30 degrees here yesterday so no doubt if we do have a few seeds that have popped up they are amongst the weeds and 2 feet high grass.This time last year everything was so advanced and the veg plot was amazing - now we have garlic, onions etc and spuds but nothing else -  neighbours will start planting out this week - maybe their years of gardening here has taught them that being miles from the coast and over a 1000 feet up means severe winters and hot summers. I guess we may catch up on the veg front but the loss of fruit is a real blow. lots to learn ! 
Title: Re: Struggling
Post by: Plantoid on May 13, 2012, 09:55:43 pm
We are 117 mtrs up and 9 miles inland with not too much to stop bad weathr.
 any seeds i sowed direct in the soil les growth medoum failed . starts like cabbage es din't do too well .
 Luckily the glashouse hase come into it's own and i've also used the windowcill to get germinations going then harden in the glash house .repot at a bigger size then hold back till they are at least three inches tall and growing well .
 none of the four or ficve carrot varietu=ies have done much except fotr a brand called Flyaway and out of nine stations direct sown  six have flourished and are now about three inches tall..
all over wintered onion sets have come on well and novenber through to first of march planted garlic had really tanke off the biggest are nearly two feet tall.
 We are still cropping PSB and dwarf curly kale . Some glasshouse sown winter letuces have come on well and are nearly 10 inches across . we had tow massive four inch long 1 1./4 thick french breakfast raddishes that were as sweet and crips as yoy could ever imagine .. the rest of the five inch long row failed to arrive.

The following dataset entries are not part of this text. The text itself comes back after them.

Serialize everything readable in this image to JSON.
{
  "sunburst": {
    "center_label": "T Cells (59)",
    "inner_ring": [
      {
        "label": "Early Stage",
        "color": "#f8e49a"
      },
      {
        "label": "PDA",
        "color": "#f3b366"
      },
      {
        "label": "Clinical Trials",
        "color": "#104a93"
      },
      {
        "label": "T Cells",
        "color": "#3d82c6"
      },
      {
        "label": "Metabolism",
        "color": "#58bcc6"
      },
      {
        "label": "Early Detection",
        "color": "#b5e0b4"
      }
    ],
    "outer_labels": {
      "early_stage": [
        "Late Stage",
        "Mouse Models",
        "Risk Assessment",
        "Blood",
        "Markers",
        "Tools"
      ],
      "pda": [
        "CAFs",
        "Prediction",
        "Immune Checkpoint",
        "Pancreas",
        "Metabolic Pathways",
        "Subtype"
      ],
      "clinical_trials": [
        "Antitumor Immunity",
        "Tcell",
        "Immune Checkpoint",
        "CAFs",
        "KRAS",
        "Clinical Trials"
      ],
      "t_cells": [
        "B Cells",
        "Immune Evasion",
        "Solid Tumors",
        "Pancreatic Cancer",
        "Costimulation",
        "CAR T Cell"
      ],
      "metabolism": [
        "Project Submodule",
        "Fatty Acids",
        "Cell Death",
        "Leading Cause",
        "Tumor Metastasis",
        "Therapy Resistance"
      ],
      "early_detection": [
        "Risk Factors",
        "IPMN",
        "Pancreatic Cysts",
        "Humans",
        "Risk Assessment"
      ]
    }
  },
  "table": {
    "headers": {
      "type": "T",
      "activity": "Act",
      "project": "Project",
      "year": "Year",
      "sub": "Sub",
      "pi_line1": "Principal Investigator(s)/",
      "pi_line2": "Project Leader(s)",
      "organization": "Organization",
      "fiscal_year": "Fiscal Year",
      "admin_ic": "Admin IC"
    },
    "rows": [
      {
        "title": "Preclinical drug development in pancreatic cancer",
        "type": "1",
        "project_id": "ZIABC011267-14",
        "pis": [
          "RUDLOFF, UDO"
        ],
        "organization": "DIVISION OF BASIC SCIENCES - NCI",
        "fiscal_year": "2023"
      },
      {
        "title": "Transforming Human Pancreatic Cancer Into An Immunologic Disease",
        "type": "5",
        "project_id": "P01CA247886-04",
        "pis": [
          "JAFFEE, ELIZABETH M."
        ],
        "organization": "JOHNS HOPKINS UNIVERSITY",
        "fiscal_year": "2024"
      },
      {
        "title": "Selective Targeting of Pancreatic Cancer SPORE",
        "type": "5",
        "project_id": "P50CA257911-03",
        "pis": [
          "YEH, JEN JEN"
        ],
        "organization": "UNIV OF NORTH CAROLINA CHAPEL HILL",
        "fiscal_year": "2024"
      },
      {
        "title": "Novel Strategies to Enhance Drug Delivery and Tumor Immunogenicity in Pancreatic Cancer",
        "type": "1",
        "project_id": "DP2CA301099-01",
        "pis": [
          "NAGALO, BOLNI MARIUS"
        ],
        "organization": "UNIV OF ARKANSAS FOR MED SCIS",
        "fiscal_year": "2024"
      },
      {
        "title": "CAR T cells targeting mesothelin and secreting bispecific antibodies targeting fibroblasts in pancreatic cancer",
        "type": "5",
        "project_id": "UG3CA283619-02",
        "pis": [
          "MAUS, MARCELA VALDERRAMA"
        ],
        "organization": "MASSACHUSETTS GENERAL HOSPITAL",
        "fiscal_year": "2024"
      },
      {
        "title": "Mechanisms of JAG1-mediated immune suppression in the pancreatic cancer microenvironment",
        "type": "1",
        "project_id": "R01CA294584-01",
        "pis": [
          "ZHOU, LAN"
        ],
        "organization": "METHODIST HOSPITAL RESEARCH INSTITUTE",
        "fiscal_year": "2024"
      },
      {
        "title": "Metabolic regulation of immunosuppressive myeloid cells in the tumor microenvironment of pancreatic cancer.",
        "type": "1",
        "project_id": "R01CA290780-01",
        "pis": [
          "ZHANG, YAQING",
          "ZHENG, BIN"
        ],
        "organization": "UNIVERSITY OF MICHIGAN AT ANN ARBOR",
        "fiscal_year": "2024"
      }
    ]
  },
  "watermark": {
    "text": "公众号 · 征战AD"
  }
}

 On going round all my raised beds this afternoon I was dismayed at the failure rate of seeds sown mid April .

I'm now about to start germinating some more carrot seeds in " KY jelly" ( plain not chocolate or strawberry etc.  ;)  in a big bore syringe in the airing cupboard  and hope to be able to  deposit blobs of sprouted seed in the beds at every three inches or so along a straight edge. The duty chemist did look amused when I asked it it had fungicides or spermicides in it even though I'd told her what I wanted it for .

 I've done this presprouting /sowing before and run out yards of carrots etc using poly bags with the ends carefully snipped to give a tiny exit hole and used fungicide free wall paper paste for the medium but nowadays it's all got various anti mould /fungicides added and that kills off any hope of germinations.

If this works in KY i'll be trying to use guar gum powder made up as a boiled paste and see it that works & also trial xanthum gum for the same reason as they are all vey cheap food grade thickeners .. they are easily available on eBay etc.

 Come to think of that I do have some frozen guar gum paste in the big outside chest type deep freezer that is going to get  defrosted as soon as I finish this post but as it's two years old it may have lost a bit of usefulness.